Issue occurs with 5.8.14, 5.8.16, and 5.9.1. Does NOT occur with 5.7.x. I suspect it occurs with all of 5.8, but I haven't confirmed this yet. After the box has been up for a "while", starting new VM's fails. Completely shutting down existing VM's and then starting them back up will also fail in the same way. What is a while? Could be 2 days, might be 9. I'll update as the pattern becomes more clear. libvirt is generally used, but when running kvm manually with strace, kvm always gets stuck here: ioctl(11, KVM_PPC_ALLOCATE_HTAB, 0x7fffea0bade4 Maybe the kernel is trying to find the memory needed to allocate the Hashed Page Table but is unable to do so? Maybe there's a memory leak? Before this issue starts occurring, I have confirmed I am able to run the exact same kvm command manually: sudo -u libvirt-qemu qemu-system-ppc64 -enable-kvm -m 8192 -nographic -vga none -drive file=/var/lib/libvirt/images/test.qcow2,format=qcow2 -mem-prealloc -smp 4 Nothing in dmesg, nothing useful in the logs. This box's configuration: Debian 10 stable 2x 18 core POWER9 (144 threads) 512g physical memory Raptor Talos II motherboard radix MMU disabled Unfortunately, I cannot test the affected box with the Radix MMU enabled because I have some important VM's that won't run unless it is disabled.
Still happens with 5.9.2.
Verified this happens with 5.9.6 and and Debian vendor kernel of linux-image-5.9.0-1-powerpc64le.

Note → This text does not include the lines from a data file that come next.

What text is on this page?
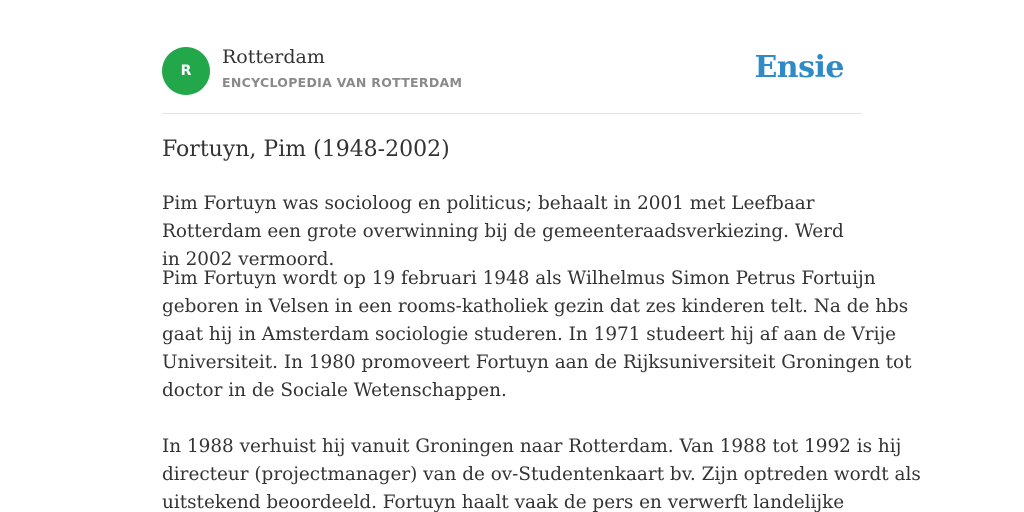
R
Rotterdam
ENCYCLOPEDIA VAN ROTTERDAM	Ensie
Fortuyn, Pim (1948-2002)

Pim Fortuyn was socioloog en politicus; behaalt in 2001 met Leefbaar Rotterdam een grote overwinning bij de gemeenteraadsverkiezing. Werd in 2002 vermoord.

Pim Fortuyn wordt op 19 februari 1948 als Wilhelmus Simon Petrus Fortuijn
geboren in Velsen in een rooms-katholiek gezin dat zes kinderen telt. Na de hbs
gaat hij in Amsterdam sociologie studeren. In 1971 studeert hij af aan de Vrije
Universiteit. In 1980 promoveert Fortuyn aan de Rijksuniversiteit Groningen tot
doctor in de Sociale Wetenschappen.

In 1988 verhuist hij vanuit Groningen naar Rotterdam. Van 1988 tot 1992 is hij
directeur (projectmanager) van de ov-Studentenkaart bv. Zijn optreden wordt als
uitstekend beoordeeld. Fortuyn haalt vaak de pers en verwerft landelijke
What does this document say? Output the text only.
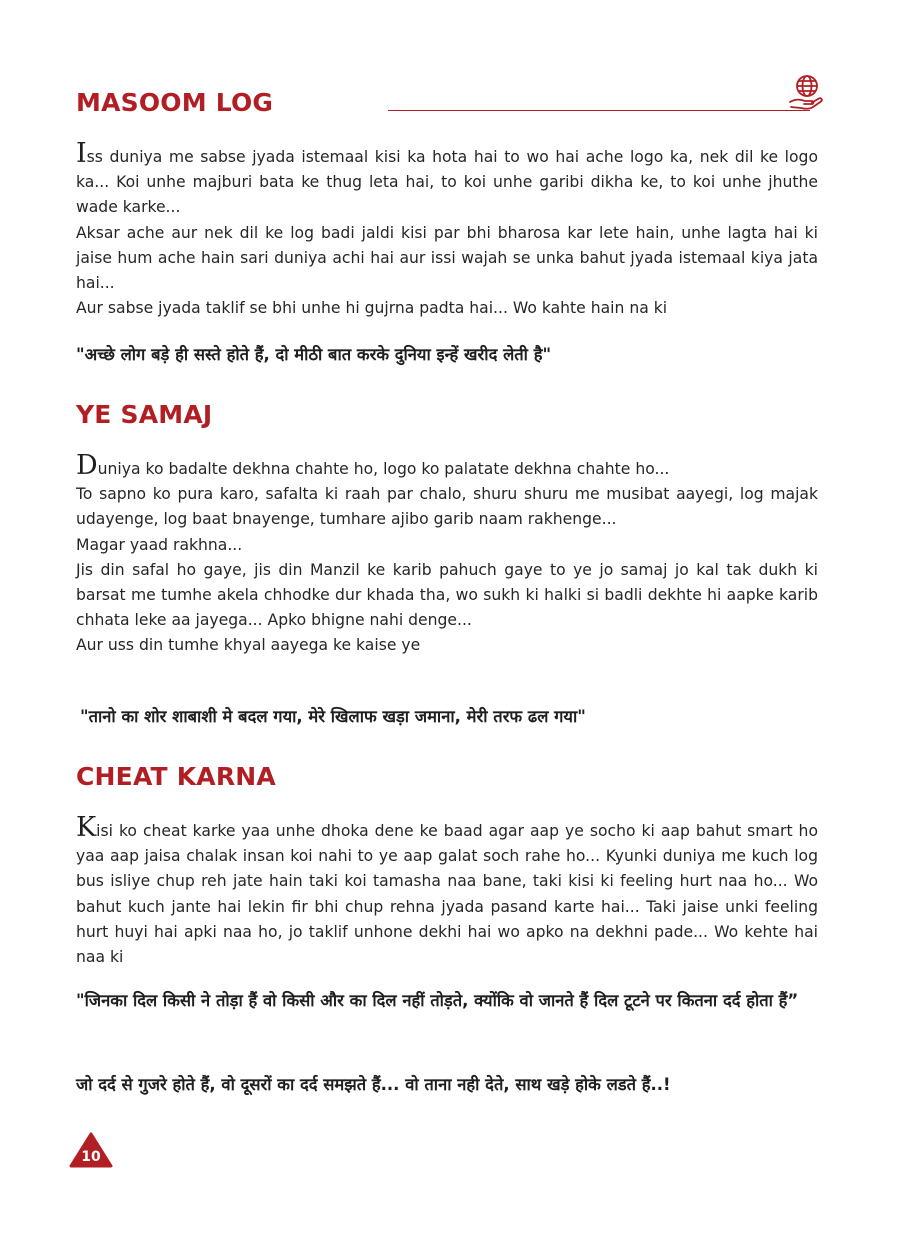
MASOOM LOG

Iss duniya me sabse jyada istemaal kisi ka hota hai to wo hai ache logo ka, nek dil ke logo ka... Koi unhe majburi bata ke thug leta hai, to koi unhe garibi dikha ke, to koi unhe jhuthe wade karke...

Aksar ache aur nek dil ke log badi jaldi kisi par bhi bharosa kar lete hain, unhe lagta hai ki jaise hum ache hain sari duniya achi hai aur issi wajah se unka bahut jyada istemaal kiya jata hai...

Aur sabse jyada taklif se bhi unhe hi gujrna padta hai... Wo kahte hain na ki

"अच्छे लोग बड़े ही सस्ते होते हैं, दो मीठी बात करके दुनिया इन्हें खरीद लेती है"

YE SAMAJ

Duniya ko badalte dekhna chahte ho, logo ko palatate dekhna chahte ho...

To sapno ko pura karo, safalta ki raah par chalo, shuru shuru me musibat aayegi, log majak udayenge, log baat bnayenge, tumhare ajibo garib naam rakhenge...

Magar yaad rakhna...

Jis din safal ho gaye, jis din Manzil ke karib pahuch gaye to ye jo samaj jo kal tak dukh ki barsat me tumhe akela chhodke dur khada tha, wo sukh ki halki si badli dekhte hi aapke karib chhata leke aa jayega... Apko bhigne nahi denge...

Aur uss din tumhe khyal aayega ke kaise ye

"तानो का शोर शाबाशी मे बदल गया, मेरे खिलाफ खड़ा जमाना, मेरी तरफ ढल गया"

CHEAT KARNA

Kisi ko cheat karke yaa unhe dhoka dene ke baad agar aap ye socho ki aap bahut smart ho yaa aap jaisa chalak insan koi nahi to ye aap galat soch rahe ho... Kyunki duniya me kuch log bus isliye chup reh jate hain taki koi tamasha naa bane, taki kisi ki feeling hurt naa ho... Wo bahut kuch jante hai lekin fir bhi chup rehna jyada pasand karte hai... Taki jaise unki feeling hurt huyi hai apki naa ho, jo taklif unhone dekhi hai wo apko na dekhni pade... Wo kehte hai naa ki

"जिनका दिल किसी ने तोड़ा हैं वो किसी और का दिल नहीं तोड़ते, क्योंकि वो जानते हैं दिल टूटने पर कितना दर्द होता हैं”

जो दर्द से गुजरे होते हैं, वो दूसरों का दर्द समझते हैं... वो ताना नही देते, साथ खड़े होके लडते हैं..!

10
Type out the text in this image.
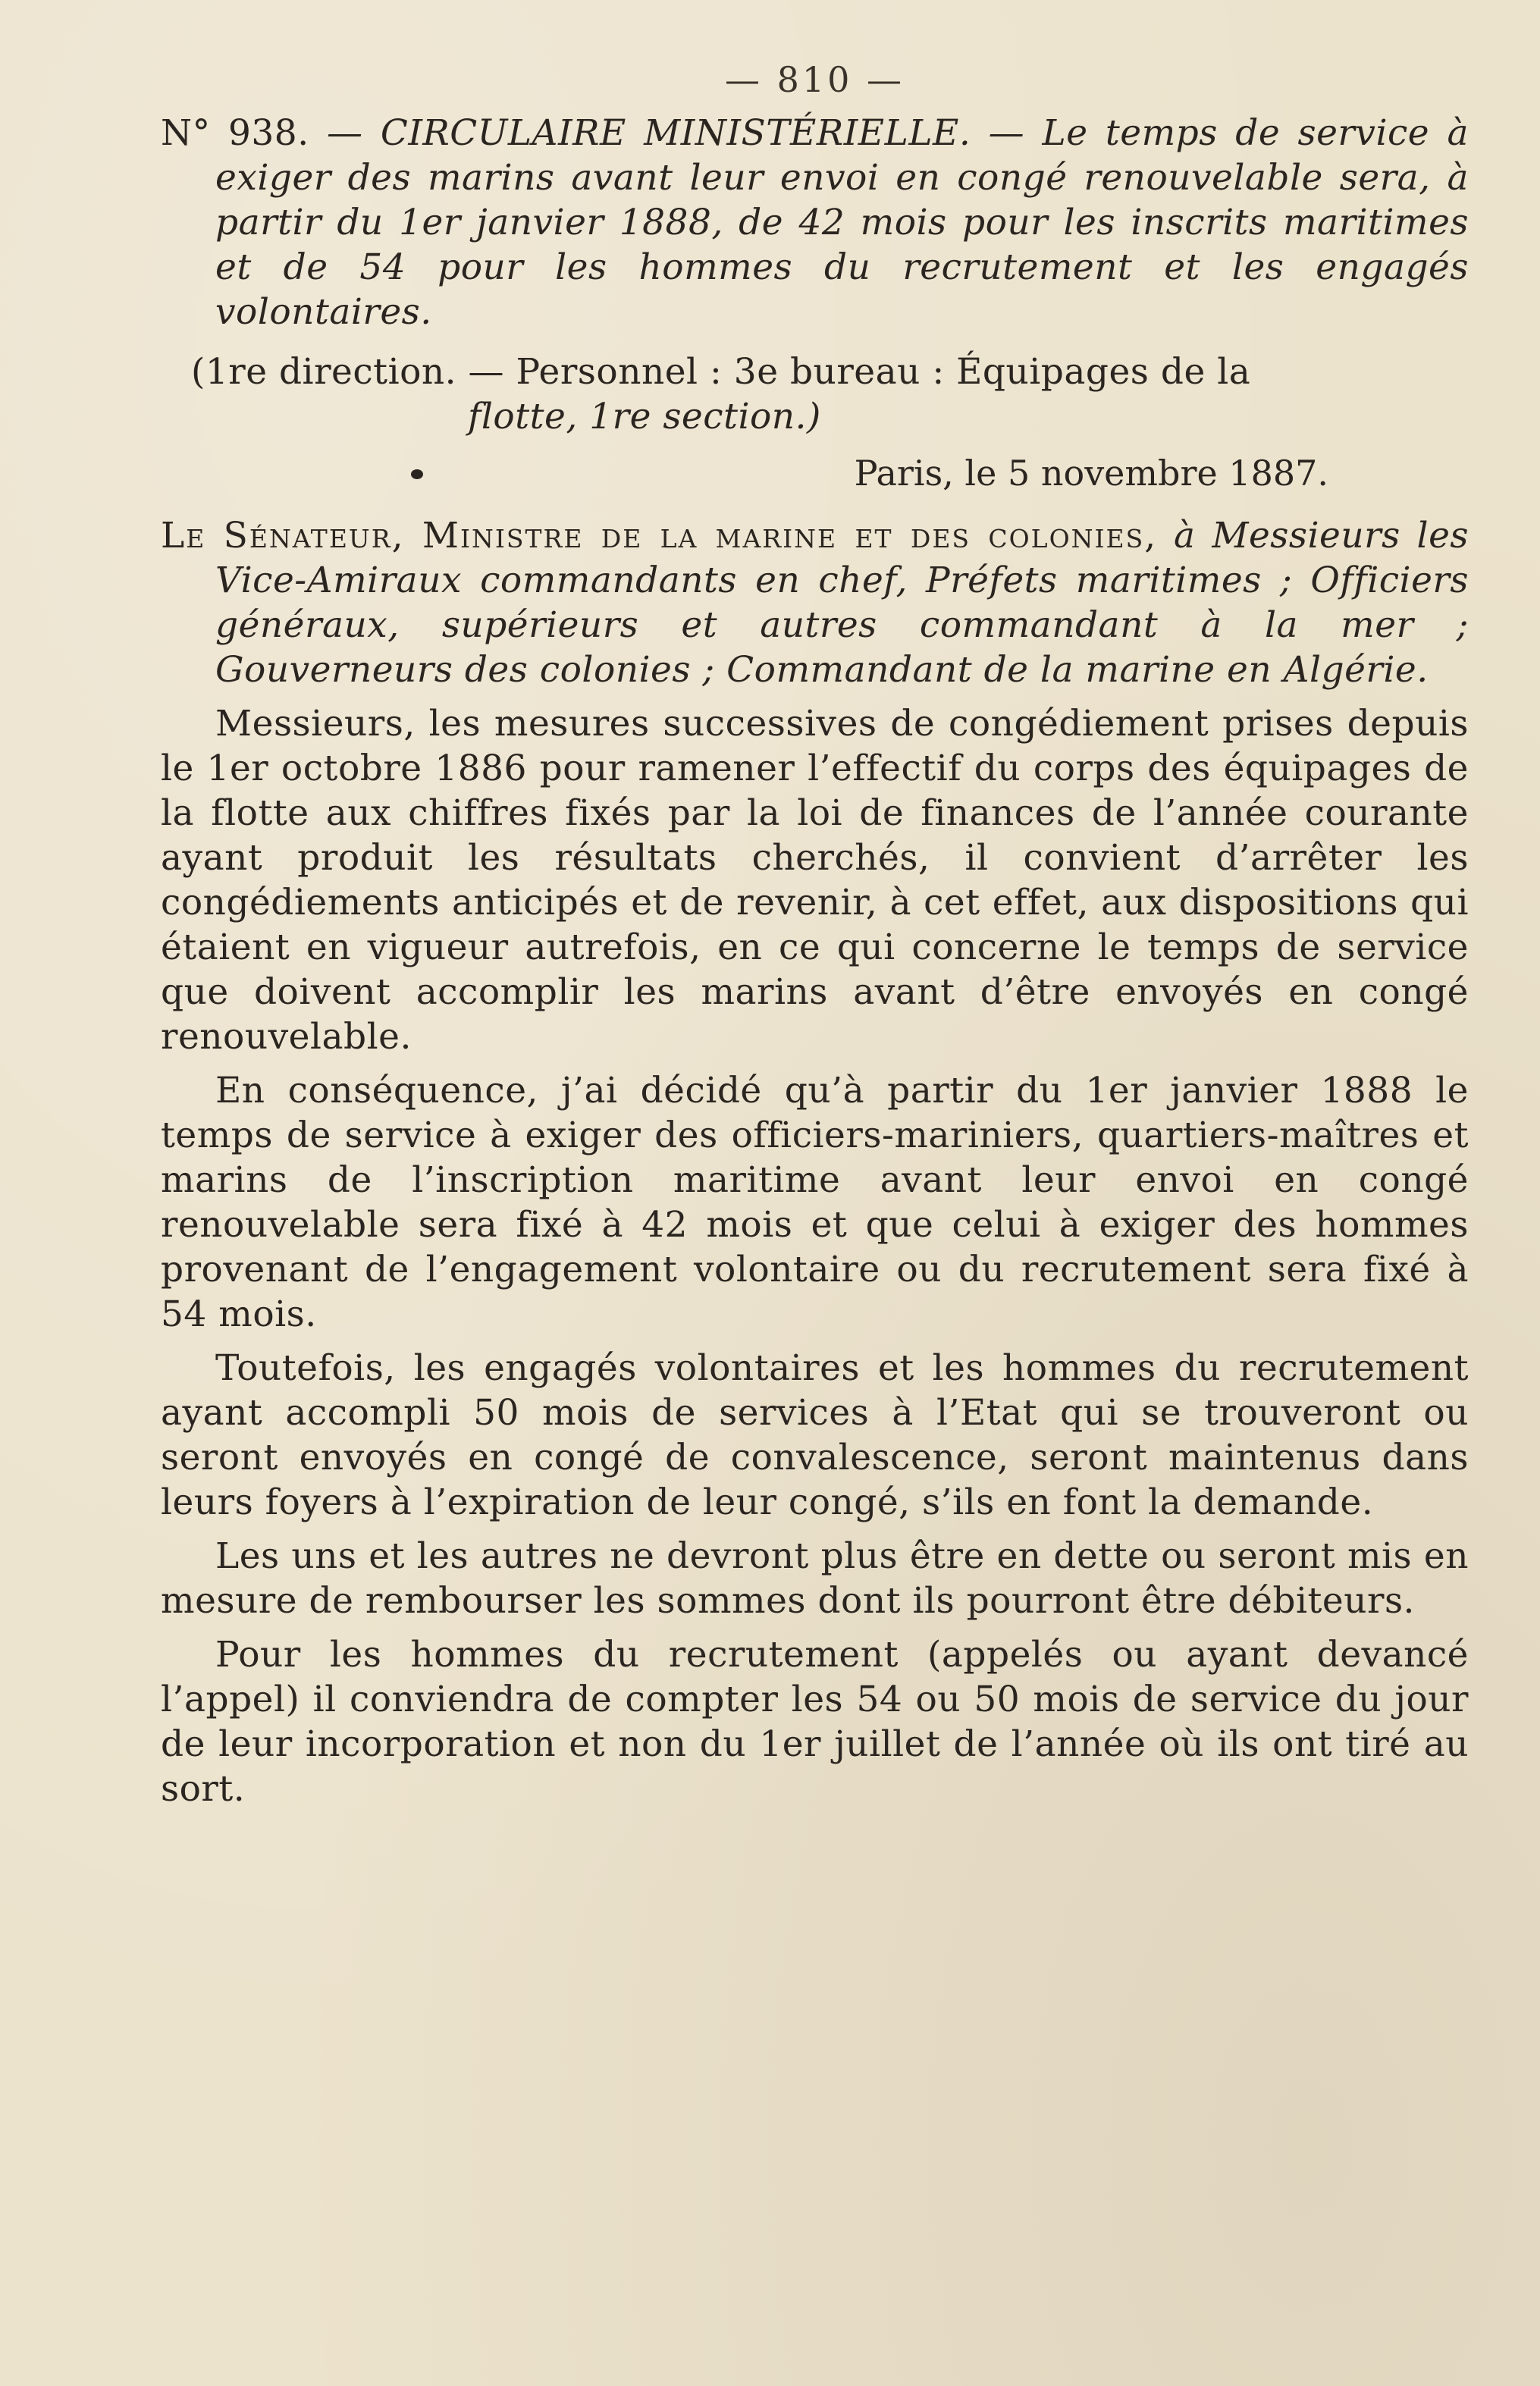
— 810 —

N° 938. — CIRCULAIRE MINISTÉRIELLE. — Le temps de service à exiger des marins avant leur envoi en congé renouvelable sera, à partir du 1er janvier 1888, de 42 mois pour les inscrits maritimes et de 54 pour les hommes du recrutement et les engagés volontaires.

(1re direction. — Personnel : 3e bureau : Équipages de la

flotte, 1re section.)

Paris, le 5 novembre 1887.

Le Sénateur, Ministre de la marine et des colonies, à Messieurs les Vice-Amiraux commandants en chef, Préfets maritimes ; Officiers généraux, supérieurs et autres commandant à la mer ; Gouverneurs des colonies ; Commandant de la marine en Algérie.

Messieurs, les mesures successives de congédiement prises depuis le 1er octobre 1886 pour ramener l’effectif du corps des équipages de la flotte aux chiffres fixés par la loi de finances de l’année courante ayant produit les résultats cherchés, il convient d’arrêter les congédiements anticipés et de revenir, à cet effet, aux dispositions qui étaient en vigueur autrefois, en ce qui concerne le temps de service que doivent accomplir les marins avant d’être envoyés en congé renouvelable.

En conséquence, j’ai décidé qu’à partir du 1er janvier 1888 le temps de service à exiger des officiers-mariniers, quartiers-maîtres et marins de l’inscription maritime avant leur envoi en congé renouvelable sera fixé à 42 mois et que celui à exiger des hommes provenant de l’engagement volontaire ou du recrutement sera fixé à 54 mois.

Toutefois, les engagés volontaires et les hommes du recrutement ayant accompli 50 mois de services à l’Etat qui se trouveront ou seront envoyés en congé de convalescence, seront maintenus dans leurs foyers à l’expiration de leur congé, s’ils en font la demande.

Les uns et les autres ne devront plus être en dette ou seront mis en mesure de rembourser les sommes dont ils pourront être débiteurs.

Pour les hommes du recrutement (appelés ou ayant devancé l’appel) il conviendra de compter les 54 ou 50 mois de service du jour de leur incorporation et non du 1er juillet de l’année où ils ont tiré au sort.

Might also be worth mentioning this is occurring with qemu-system-ppc package version 1:3.1+dfsg-8+deb10u8.
Same issue now that I'm running with qemu-system-ppc version 1:5.0-14~bpo10+1 from Debian backports.
After enough testing, I feel confident that this issue was fixed in 5.9.9. However, I encountered issues with XFS with 5.9.9 and 5.9.10 (mainly on POWER, but to a lesser extent they seemed to happen for me on amd64 at least). 5.9.11 has the weird hang fixed and no other issues (XFS or otherwise) in over 2 days! I feel confident in closing this issue.
Thanks for persisting with the testing. I wonder if it was fixed by: c4629e4e7e09 ("mm/compaction: stop isolation if too many pages are isolated and we have pages to migrate") or 38935861d85a ("mm/compaction: count pages and stop correctly during page isolation") They fix a potential infinte loop in a path that's used by the HTAB allocation. Those landed in v5.9.9, and fix a commit that was introduced in v5.7 (which doesn't match your observation that v5.7.x was OK).
Nick pointed out that it was actually: 2da9f6305f30 ("mm/vmscan: fix NR_ISOLATED_FILE corruption on 64-bit")